Wakil Ketua KPK, Alexander Marwata, menyebut praktik ini muncul dari hasil kajian dan laporan masyarakat. Menurutnya, mekanisme pembagian kuota haji khusus rawan disalahgunakan oleh pihak tertentu demi keuntungan pribadi.

“Dalam kajian kami, ada praktik pemberian sejumlah uang agar suatu biro travel haji mendapatkan kuota lebih cepat. Angkanya sekitar US$2.400 per kuota,” ujar Alexander dalam konferensi pers di Gedung KPK, Jakarta, Kamis (18/9/2025).
Mekanisme Kuota Haji Khusus
Kuota haji khusus berbeda dengan haji reguler. Program ini dikelola oleh Penyelenggara Ibadah Haji Khusus (PIHK) yang bekerja sama dengan Kemenag. Namun, keterbatasan kuota membuat banyak biro haji bersaing ketat.
“Karena sifatnya terbatas, potensi penyimpangan sangat besar. Ada indikasi, biro yang mau membayar lebih akan mendapat kuota, sedangkan yang tidak, akan menunggu lama,” tambah Alexander.
Kemenag Berjanji Lakukan Evaluasi
Menanggapi temuan KPK, Kemenag menyatakan akan melakukan evaluasi menyeluruh.
“Kami serius menyikapi temuan ini.
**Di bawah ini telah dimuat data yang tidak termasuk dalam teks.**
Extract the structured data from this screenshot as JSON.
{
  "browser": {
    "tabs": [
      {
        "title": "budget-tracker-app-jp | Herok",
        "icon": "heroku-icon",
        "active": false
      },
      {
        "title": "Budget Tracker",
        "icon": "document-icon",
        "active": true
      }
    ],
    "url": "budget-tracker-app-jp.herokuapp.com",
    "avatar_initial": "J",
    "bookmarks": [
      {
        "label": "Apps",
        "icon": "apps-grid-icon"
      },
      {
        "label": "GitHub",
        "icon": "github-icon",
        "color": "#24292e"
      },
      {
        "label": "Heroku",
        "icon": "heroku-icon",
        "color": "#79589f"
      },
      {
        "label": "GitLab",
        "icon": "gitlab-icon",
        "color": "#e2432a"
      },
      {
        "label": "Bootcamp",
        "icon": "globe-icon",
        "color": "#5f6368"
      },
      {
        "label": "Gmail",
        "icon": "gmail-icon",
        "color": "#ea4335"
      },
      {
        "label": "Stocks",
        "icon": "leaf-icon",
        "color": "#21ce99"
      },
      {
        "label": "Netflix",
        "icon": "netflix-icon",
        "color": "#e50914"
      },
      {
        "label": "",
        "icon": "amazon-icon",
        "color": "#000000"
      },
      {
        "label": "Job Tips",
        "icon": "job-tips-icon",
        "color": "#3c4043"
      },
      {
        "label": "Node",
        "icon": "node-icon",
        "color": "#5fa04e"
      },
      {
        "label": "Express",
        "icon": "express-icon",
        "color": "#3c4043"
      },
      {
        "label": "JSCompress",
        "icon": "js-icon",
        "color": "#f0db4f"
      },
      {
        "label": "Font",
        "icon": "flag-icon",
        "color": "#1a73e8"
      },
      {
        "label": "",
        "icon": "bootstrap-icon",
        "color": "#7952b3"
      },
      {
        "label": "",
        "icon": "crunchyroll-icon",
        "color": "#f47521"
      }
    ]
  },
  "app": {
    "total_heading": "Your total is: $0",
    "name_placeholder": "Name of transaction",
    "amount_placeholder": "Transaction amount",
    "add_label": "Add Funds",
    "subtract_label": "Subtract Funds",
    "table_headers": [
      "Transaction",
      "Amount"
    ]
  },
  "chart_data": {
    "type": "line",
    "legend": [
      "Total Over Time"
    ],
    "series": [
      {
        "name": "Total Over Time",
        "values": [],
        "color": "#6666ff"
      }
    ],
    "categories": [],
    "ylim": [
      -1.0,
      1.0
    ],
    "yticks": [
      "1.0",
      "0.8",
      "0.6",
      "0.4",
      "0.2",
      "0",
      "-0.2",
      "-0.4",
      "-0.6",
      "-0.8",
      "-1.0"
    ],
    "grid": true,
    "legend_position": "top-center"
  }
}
Jika ada oknum terbukti bermain, akan diproses hukum. Kuota haji adalah amanah, tidak boleh diperjualbelikan,” kata Dirjen Penyelenggaraan Haji dan Umrah, Hilman Latief.
Dampak pada Jemaah
Praktik pungutan semacam ini jelas merugikan calon jemaah haji. Biaya yang seharusnya lebih terjangkau berpotensi melonjak karena biro haji membebankan biaya tambahan kepada peserta.
“Kalau benar ada uang percepatan, akhirnya yang terbebani adalah jemaah. Ini sangat merugikan masyarakat,” ucap pengamat haji, Syahrul Fadli.
KPK Siap Dalami Dugaan Korupsi
KPK menegaskan temuan ini akan ditindaklanjuti dengan penyelidikan lebih dalam.
“Kami akan dalami, apakah ini masuk tindak pidana korupsi, gratifikasi, atau pungli. Yang jelas, tidak boleh ada transaksi dalam pengelolaan ibadah,” ujar Alexander.